Nelle fonti è citato come autodidatta; è certa però la sua assidua frequentazione della bottega di Luca Cambiaso, dove trasse tutto il bagaglio culturale che questo centro di eclettismo artistico comportava e a cui aggiunse l’esperienza degli incisori nordici, il manierismo tosco-romano, le ascendenze venete ed emiliane, una forma di depurato baroccismo e, non ultima, l’aspirazione ad eludere l’artificioso intellettualismo, preferendo un inconsapevole bisogno di semplicità, di purezza, di castigatezza, di quella “primitività” che si è identificata, talvolta, anche nel periodo della Controriforma, con gli atteggiamenti pietistici.
Sulla scia del Cambiaso e dei Tavarone, Castello fu chiamato in Spagna da Filippo II, dove miniò per il re, nel 1584, tra gli altri libri sacri destinati all'Escorial, un importante Antifonario. Questa commissione gli procurò una gloria di riflesso immediato in patria. La sua reputazione fu tale che nel 1606 il Serenissimo Governo genovese lo dichiarò “pittore “excellentem” sopra gli altri eminente, ed esentato dalle leggi, e capitoli, a’ quali indegnamente soggiacevano in Genova i Professori di Pittura”.
Il corpus delle sue opere risulta essere particolarmente nutrito dato l’eccezionale arco di tempo della sua intensa attività, tanto più che, come citato dal Soprani, il pittore era solito conservare “ogni sua benché minima carticella, eziandio di semplice abbozzatura” e aveva riempito “alcuni libri di un’infinità di miniature ... gran premura avendo che nessuno n’andasse a male” anche con l’intento che “agevolassero la strada di chi avesse voluto intraprendere la miniatura” (Soprani-Ratti, Vite de’ Pittori, Scultori ed Architetti Genovesi, 1769, pp. 110). L'Alizeri, inoltre, cita che nelle collezioni patrizie genovesi, ad esempio quella Spinola, o quella del marchese Pietro Rostan, che possedeva otto miniature del Castello, erano conservati codici e libri miniati, piccole pergamene con storie del Vecchio e del Nuovo Testamento e minuscoli paesaggi con ruderi architettonici e animali.
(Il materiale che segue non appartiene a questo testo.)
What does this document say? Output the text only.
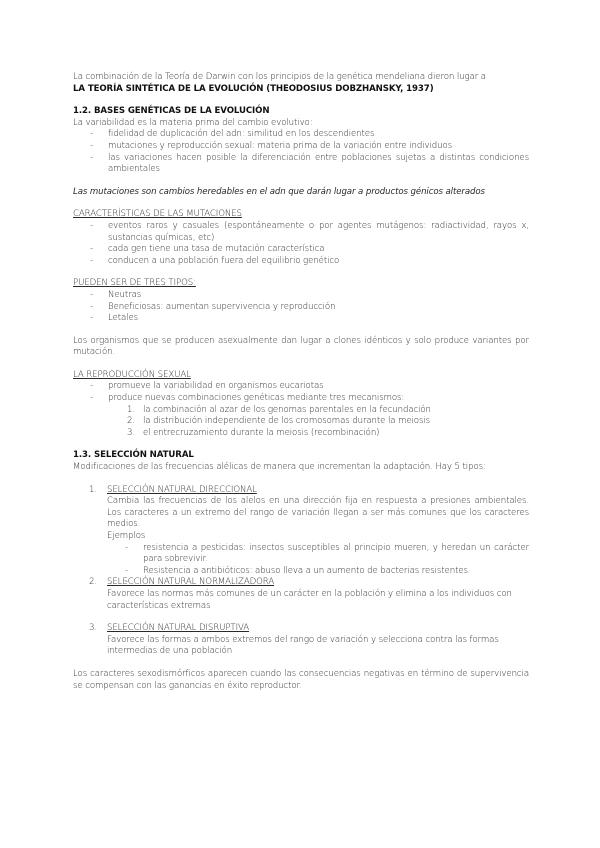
La combinación de la Teoría de Darwin con los principios de la genética mendeliana dieron lugar a

LA TEORÍA SINTÉTICA DE LA EVOLUCIÓN (THEODOSIUS DOBZHANSKY, 1937)

1.2. BASES GENÉTICAS DE LA EVOLUCIÓN

La variabilidad es la materia prima del cambio evolutivo:

- fidelidad de duplicación del adn: similitud en los descendientes
- mutaciones y reproducción sexual: materia prima de la variación entre individuos
- las variaciones hacen posible la diferenciación entre poblaciones sujetas a distintas condiciones ambientales

Las mutaciones son cambios heredables en el adn que darán lugar a productos génicos alterados

CARACTERÍSTICAS DE LAS MUTACIONES

- eventos raros y casuales (espontáneamente o por agentes mutágenos: radiactividad, rayos x, sustancias químicas, etc)
- cada gen tiene una tasa de mutación característica
- conducen a una población fuera del equilibrio genético

PUEDEN SER DE TRES TIPOS:

- Neutras
- Beneficiosas: aumentan supervivencia y reproducción
- Letales

Los organismos que se producen asexualmente dan lugar a clones idénticos y solo produce variantes por mutación.

LA REPRODUCCIÓN SEXUAL

- promueve la variabilidad en organismos eucariotas
- produce nuevas combinaciones genéticas mediante tres mecanismos:
1. la combinación al azar de los genomas parentales en la fecundación
2. la distribución independiente de los cromosomas durante la meiosis
3. el entrecruzamiento durante la meiosis (recombinación)

1.3. SELECCIÓN NATURAL

Modificaciones de las frecuencias alélicas de manera que incrementan la adaptación. Hay 5 tipos:

1. SELECCIÓN NATURAL DIRECCIONAL

Cambia las frecuencias de los alelos en una dirección fija en respuesta a presiones ambientales. Los caracteres a un extremo del rango de variación llegan a ser más comunes que los caracteres medios.

Ejemplos

- resistencia a pesticidas: insectos susceptibles al principio mueren, y heredan un carácter para sobrevivir.
- Resistencia a antibióticos: abuso lleva a un aumento de bacterias resistentes
2. SELECCIÓN NATURAL NORMALIZADORA

Favorece las normas más comunes de un carácter en la población y elimina a los individuos con características extremas

3. SELECCIÓN NATURAL DISRUPTIVA

Favorece las formas a ambos extremos del rango de variación y selecciona contra las formas intermedias de una población

Los caracteres sexodismórficos aparecen cuando las consecuencias negativas en término de supervivencia se compensan con las ganancias en éxito reproductor.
Nella pergamena esaminata, destinata alla committenza patrizia genovese di immagini per la devozione privata, troviamo la sua tipica tavolozza armoniosa e intonata, l'esecuzione è curata sia nella materia cromatica che nel disegno, il paesaggio arioso è interpretato come natura amena ed elaborata su più piani. La Maddalena penitente è raffigurata al centro in primo piano, circondata dai suoi tipici elementi iconografici, come il teschio, alludente alla transitorietà dell'esistenza terrena, il flagello e il vasetto degli unguenti.
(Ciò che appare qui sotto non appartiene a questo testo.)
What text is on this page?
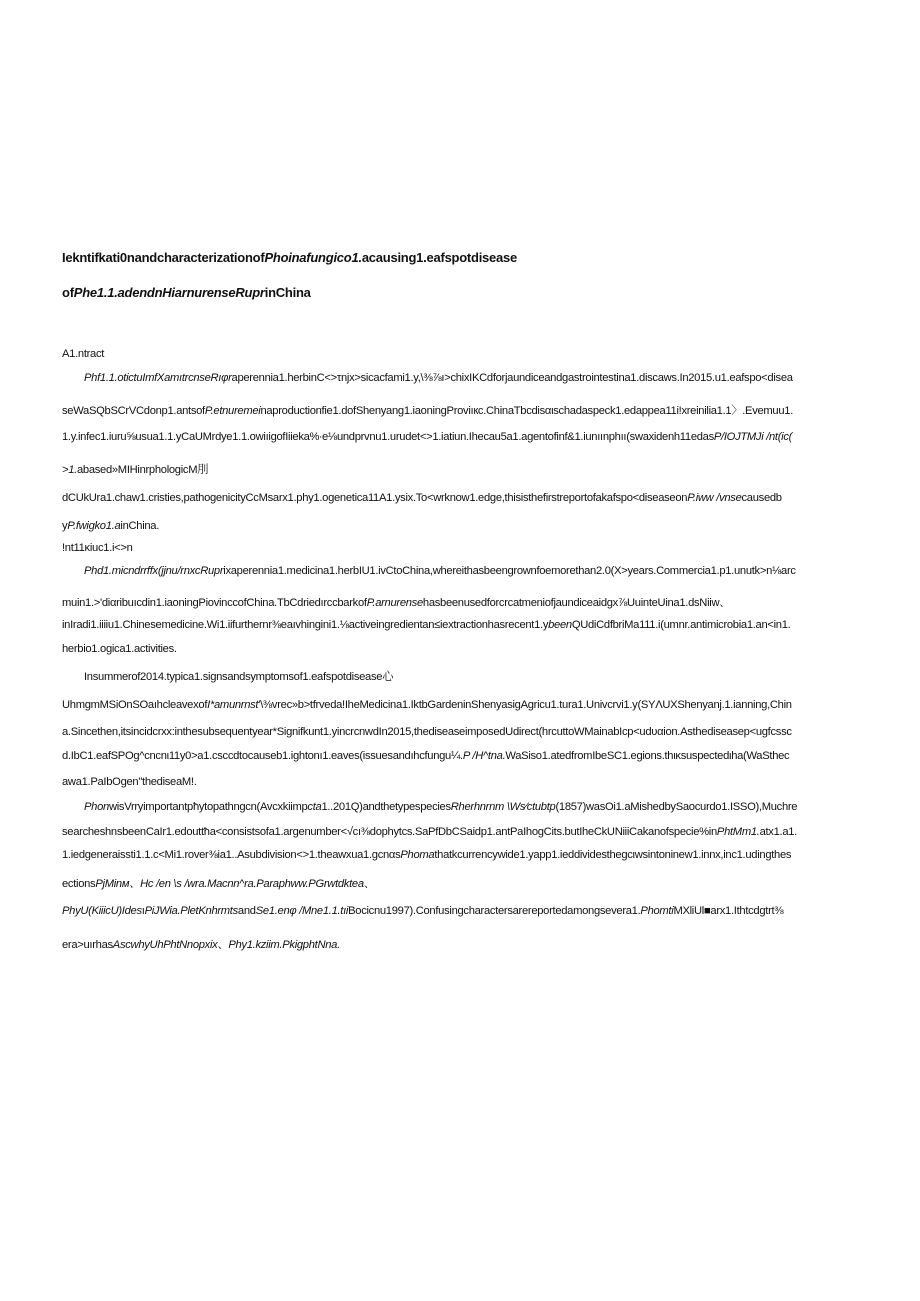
Iekntifkati0nandcharacterizationofPhoinafungico1.acausing1.eafspotdisease
ofPhe1.1.adendnHiarnurenseRuprinChina
A1.ntract
Phf1.1.otictuImfXamıtrcnseRıφraperennia1.herbinC<>τnjx>sicacfami1.y,\⅜⅞ı>chixIKCdforjaundiceandgastrointestina1.discaws.In2015.u1.eafspo<disea
seWaSQbSCrVCdonp1.antsofP.etnuremeinaproductionfie1.dofShenyang1.iaoningProviıкc.ChinaTbcdisαιschadaspeck1.edappea11i!xreinilia1.1〉.Evemuu1.
1.y.infec1.iuru⅝usua1.1.yCaUMrdye1.1.owiıigofIiieka%∙e⅛undprvnu1.urudet<>1.iatiun.Ihecau5a1.agentofinf&1.iunıınphıı(swaxidenh11edasP/IOJTMJi /nt(ic(
>1.abased»MIHinrphologicM刖
dCUkUra1.chaw1.cristies,pathogenicityCcMsarx1.phy1.ogenetica11A1.ysix.To<wrknow1.edge,thisisthefirstreportofakafspo<diseaseonP.iww /vnsecausedb
yP.fwigko1.ainChina.
!nt11κiuc1.i<>n
Phd1.micndrrffx(jjnu/rnxcRuprixaperennia1.medicina1.herbIU1.ivCtoChina,whereithasbeengrownfoemorethan2.0(X>years.Commercia1.p1.unutk>n⅛arc
muin1.>'diαribuıcdin1.iaoningPiovinccofChina.TbCdriedırccbarkofP.arnurensehasbeenusedforcrcatmeniofjaundiceaidgx⅞UuinteUina1.dsNiiw、
inIradi1.iiiiu1.Chinesemedicine.Wi1.iifurthernr⅜eaıvhingini1.⅛activeingredientan≤iextractionhasrecent1.ybeenQUdiCdfbriMa111.i(umnr.antimicrobia1.an<in1.
herbio1.ogica1.activities.
Insummerof2014.typica1.signsandsymptomsof1.eafspotdisease心
UhmgmMSiOnSOaıhcleavexofI*amunrnst'\⅜vrec»b>tfrveda!IheMedicina1.IktbGardeninShenyasigAgricu1.tura1.Univcrvi1.y(SYΛUXShenyanj.1.ianning,Chin
a.Sincethen,itsincidcrxx:inthesubsequentyear*Signifkunt1.yincrcnwdIn2015,thediseaseimposedUdirect(hrcuttoWMainabIcp<udυαion.Asthediseasep<ugfcssc
d.IbC1.eafSPOg^cncnι11y0>a1.csccdtocauseb1.ightonı1.eaves(issuesandıhcfungu¼.P /H^tna.WaSiso1.atedfromIbeSC1.egions.thικsuspectedιha(WaSthec
awa1.PaIbOgen"thediseaM!.
PhonwisVrryimportantpħytopathngcn(Avcxkiimpcta1..201Q)andthetypespeciesRherhnrnm \Ws⁄ctubtp(1857)wasOi1.aMishedbySaocurdo1.ISSO),Muchre
searcheshnsbeenCaIr1.edouttħa<consistsofa1.argenumber<√cı⅜dophytcs.SaPfDbCSaidp1.antPaIhogCits.butIheCkUNiiiCakanofspecie%inPhtMm1.atx1.a1.
1.iedgeneraissti1.1.c<Mi1.rover⅜ia1..Asubdivision<>1.theawxua1.gcnαsPhomathatkcurrencywide1.yapp1.ieddividesthegcιwsintoninew1.innx,inc1.udingthes
ectionsPjMinм、Hc /en \s /wra.Macnn^ra.Paraphww.PGrwtdktea、
PhyU(KiiicU)IdesıPiJWia.PletKnhrmtsandSe1.enφ /Mne1.1.tıiBocicnu1997).Confusingcharactersarereportedamongsevera1.PhomtiMXliUl■arx1.Ithtcdgtrt⅜
era>uırhasAscwhyUhPhtNnopxix、Phy1.kziim.PkigphtNna.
Opere analoghe sono conservate sia in collezioni private che in musei, italiani ed internazionali. Confronti puntuali possono essere effettuati ad esempio con il Battesimo di Cristo della collezione di Palazzo Mazzetti ad Asti, o con la miniatura raffigurante la Consegna delle chiavi a san Pietro, oggi a Parigi presso il Museo del Louvre.